MHP Genel Başkanı Devlet Bahçeli sosyal medya platformu Twitter üzerinden gündeme ilişkin değerlendirmelerde bulundu.

Türkiye bir felaketin kuşatmasını yarmak için adeta çırpındığına dikkat çekip ortaya çıkan dayanışma ruhunun hayranlık uyandırdığına vurgu yapan Bahçeli, CHP'nin bu süreçte takındığı tavra ilişkin ise çok sert sözlerle yüklendi.

MHP Genel Başkanı Bahçeli'nin Twitter üzerinden yaptığı açıklamalar şöyle;

KOVİD-19 salgınına karşı bütün imkan ve irademizle direniyoruz. İnsan ve toplum sağlığının muhafazası ve müdafaası amacıyla her türlü tedbir zamanında, eşgüdüm ve eşzamanlı şekilde devreye sokuluyor.
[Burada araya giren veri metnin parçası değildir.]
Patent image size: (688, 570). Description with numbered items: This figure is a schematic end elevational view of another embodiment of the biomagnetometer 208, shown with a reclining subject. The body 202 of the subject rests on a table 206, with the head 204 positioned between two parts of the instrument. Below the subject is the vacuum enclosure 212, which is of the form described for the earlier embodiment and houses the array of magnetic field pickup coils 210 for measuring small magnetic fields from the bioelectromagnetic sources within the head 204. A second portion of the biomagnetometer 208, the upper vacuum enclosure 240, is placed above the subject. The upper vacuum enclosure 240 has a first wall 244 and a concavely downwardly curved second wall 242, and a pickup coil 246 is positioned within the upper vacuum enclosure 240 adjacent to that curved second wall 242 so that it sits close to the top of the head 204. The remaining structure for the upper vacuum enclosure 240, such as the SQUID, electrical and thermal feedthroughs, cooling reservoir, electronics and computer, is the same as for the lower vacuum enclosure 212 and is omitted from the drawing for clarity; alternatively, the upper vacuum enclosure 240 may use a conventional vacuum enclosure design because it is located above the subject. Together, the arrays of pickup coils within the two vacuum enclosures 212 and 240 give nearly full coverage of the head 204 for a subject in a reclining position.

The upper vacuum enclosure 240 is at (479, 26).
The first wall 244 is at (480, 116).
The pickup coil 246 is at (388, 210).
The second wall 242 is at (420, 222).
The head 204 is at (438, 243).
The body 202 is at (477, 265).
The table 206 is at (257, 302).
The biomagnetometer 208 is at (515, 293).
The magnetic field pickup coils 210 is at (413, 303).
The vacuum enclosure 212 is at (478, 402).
Türkiye büyük bir musibetle mücadele ediyor. 

"VAKA SAYISININ ARTMASINI DİLEYENLER VAR"

Başarısız olmamızı isteyenler var. Vaka ve vefat sayısının artmasını içten içe dileyenler var. Ülkemizin salgına mağlup olmasını ümit ve özlemle bekleyen kifayetsiz muhterisler oldukça faal ve fazla. Ancak kötümser niyetlerin eninde sonunda kaybetmesi de mukadder.

KOVİD-19 salgınına karşı en büyük mukavemet ve muvaffakiyetimiz alınan tedbirlere milletimizin uyması ve muhtemel risklere karşı uyanık durmasıdır. Vatandaşlarımız fazilet ve feraset sahibidir. Ona buna kulak asmaz, onun bunun kışkırtmasına, kumpasına aldanmaz. 
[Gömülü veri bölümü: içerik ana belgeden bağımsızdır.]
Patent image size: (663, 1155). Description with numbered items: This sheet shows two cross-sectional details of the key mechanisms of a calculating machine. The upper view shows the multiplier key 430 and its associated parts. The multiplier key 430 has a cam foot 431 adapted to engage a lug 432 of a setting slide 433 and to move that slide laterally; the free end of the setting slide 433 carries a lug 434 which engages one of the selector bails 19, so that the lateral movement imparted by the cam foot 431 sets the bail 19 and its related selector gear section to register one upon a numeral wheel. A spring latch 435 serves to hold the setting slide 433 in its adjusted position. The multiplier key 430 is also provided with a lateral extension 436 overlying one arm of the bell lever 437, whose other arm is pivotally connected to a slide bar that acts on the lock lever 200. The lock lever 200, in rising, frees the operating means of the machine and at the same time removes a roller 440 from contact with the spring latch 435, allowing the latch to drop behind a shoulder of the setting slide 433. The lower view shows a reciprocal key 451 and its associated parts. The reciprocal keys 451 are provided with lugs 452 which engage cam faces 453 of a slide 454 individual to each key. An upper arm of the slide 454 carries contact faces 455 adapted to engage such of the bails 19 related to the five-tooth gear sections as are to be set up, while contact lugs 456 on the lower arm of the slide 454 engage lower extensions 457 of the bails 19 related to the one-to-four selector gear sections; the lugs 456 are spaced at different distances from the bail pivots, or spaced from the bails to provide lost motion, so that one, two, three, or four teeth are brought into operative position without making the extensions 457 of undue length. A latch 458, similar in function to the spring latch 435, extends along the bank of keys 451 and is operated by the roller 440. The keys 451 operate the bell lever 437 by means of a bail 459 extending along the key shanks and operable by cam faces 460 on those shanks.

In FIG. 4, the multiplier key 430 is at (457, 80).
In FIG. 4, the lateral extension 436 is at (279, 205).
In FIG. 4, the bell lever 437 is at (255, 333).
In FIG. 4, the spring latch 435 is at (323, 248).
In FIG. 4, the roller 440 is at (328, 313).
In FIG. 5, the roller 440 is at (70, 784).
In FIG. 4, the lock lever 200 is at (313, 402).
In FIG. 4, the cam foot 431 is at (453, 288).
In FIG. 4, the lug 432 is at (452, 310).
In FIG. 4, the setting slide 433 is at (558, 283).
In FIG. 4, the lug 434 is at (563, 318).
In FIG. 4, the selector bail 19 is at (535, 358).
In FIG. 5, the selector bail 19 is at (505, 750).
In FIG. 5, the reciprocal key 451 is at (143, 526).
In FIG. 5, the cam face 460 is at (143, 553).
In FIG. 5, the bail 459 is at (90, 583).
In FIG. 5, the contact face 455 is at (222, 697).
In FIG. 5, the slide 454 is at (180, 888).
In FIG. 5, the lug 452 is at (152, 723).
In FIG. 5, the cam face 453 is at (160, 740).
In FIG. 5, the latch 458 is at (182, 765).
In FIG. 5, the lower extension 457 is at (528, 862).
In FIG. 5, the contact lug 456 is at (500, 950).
"FELAKETLERİN TAARRUZUNU BOZGUNA UĞRATIRIZ"

İnanıyorum ki, fertlerinin birbiriyle ilgili kaygı taşımadığı, birbirinin hakkını ve hukukunu teslim ve telif etmediği toplum veya milletlerin ayakta kalma şansı yoktur. Ben değil biz dedikten, hassas ve sorumlu hareket ettikten sonra felaketlerin taarruzunu bozguna uğratırız. 

"TÜRKİYE SALGININ ÖNÜNDE"

Türkiye salgının arkasında değil önündedir. Yeni normalin tesis ve temini maksadıyla hükümet canla, başla, samimiyetle, özveriyle, titizlikle görevini yerine getirmektedir. En küçük ihmal veya ihlal, Allah muhafaza tekrar başa dönmemize, ağır bedellere neden olabilecektir. 
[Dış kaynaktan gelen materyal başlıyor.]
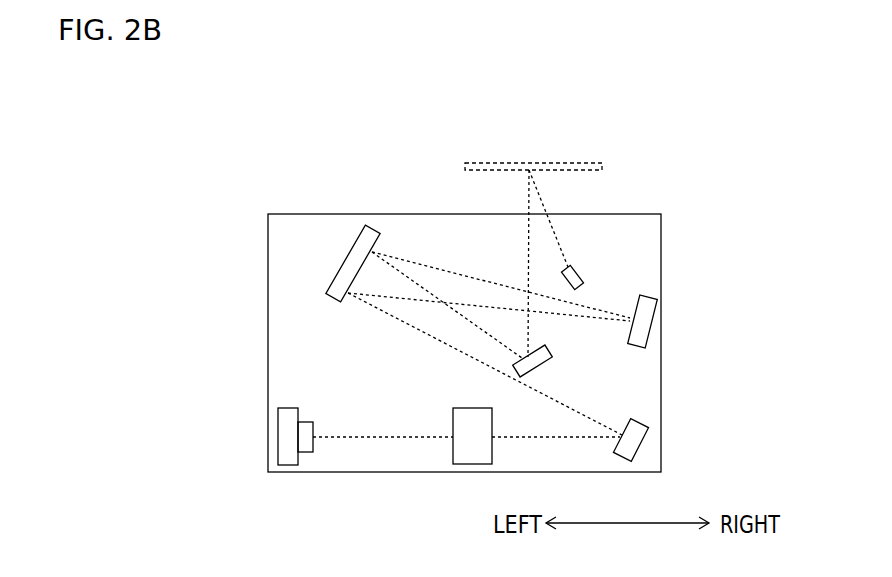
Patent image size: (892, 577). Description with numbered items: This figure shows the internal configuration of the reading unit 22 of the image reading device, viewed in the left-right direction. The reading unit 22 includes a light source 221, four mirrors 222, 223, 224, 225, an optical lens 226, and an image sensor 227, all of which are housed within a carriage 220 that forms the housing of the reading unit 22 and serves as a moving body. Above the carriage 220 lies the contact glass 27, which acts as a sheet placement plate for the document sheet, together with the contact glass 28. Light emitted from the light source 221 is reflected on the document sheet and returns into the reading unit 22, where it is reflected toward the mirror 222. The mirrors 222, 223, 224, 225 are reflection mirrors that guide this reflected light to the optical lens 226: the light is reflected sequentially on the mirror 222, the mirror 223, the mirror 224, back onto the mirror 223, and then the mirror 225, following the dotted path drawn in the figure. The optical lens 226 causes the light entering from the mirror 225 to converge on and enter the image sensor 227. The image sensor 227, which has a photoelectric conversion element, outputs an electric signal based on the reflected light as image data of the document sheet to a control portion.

The reading unit 22 is at (236, 176).
The carriage 220 is at (268, 248).
The contact glass 27 is at (468, 166).
The contact glass 28 is at (533, 166).
The light source 221 is at (580, 278).
The mirror 222 is at (548, 373).
The mirror 223 is at (335, 300).
The mirror 224 is at (650, 340).
The mirror 225 is at (640, 452).
The optical lens 226 is at (472, 465).
The image sensor 227 is at (290, 466).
Bilim Kurulu’nun tavsiyeleri, Sağlık Bakanlığı’nın tembih ve tedbirleri herkes için bağlayıcıdır. Hiç kimse sorumsuz ve duyarsız hareket etmemelidir. Bana bir şey olmaz diyenler kendilerini düşünmüyorlarsa temas ettiği insanları düşünmek, dikkate almak mecburiyetindedir.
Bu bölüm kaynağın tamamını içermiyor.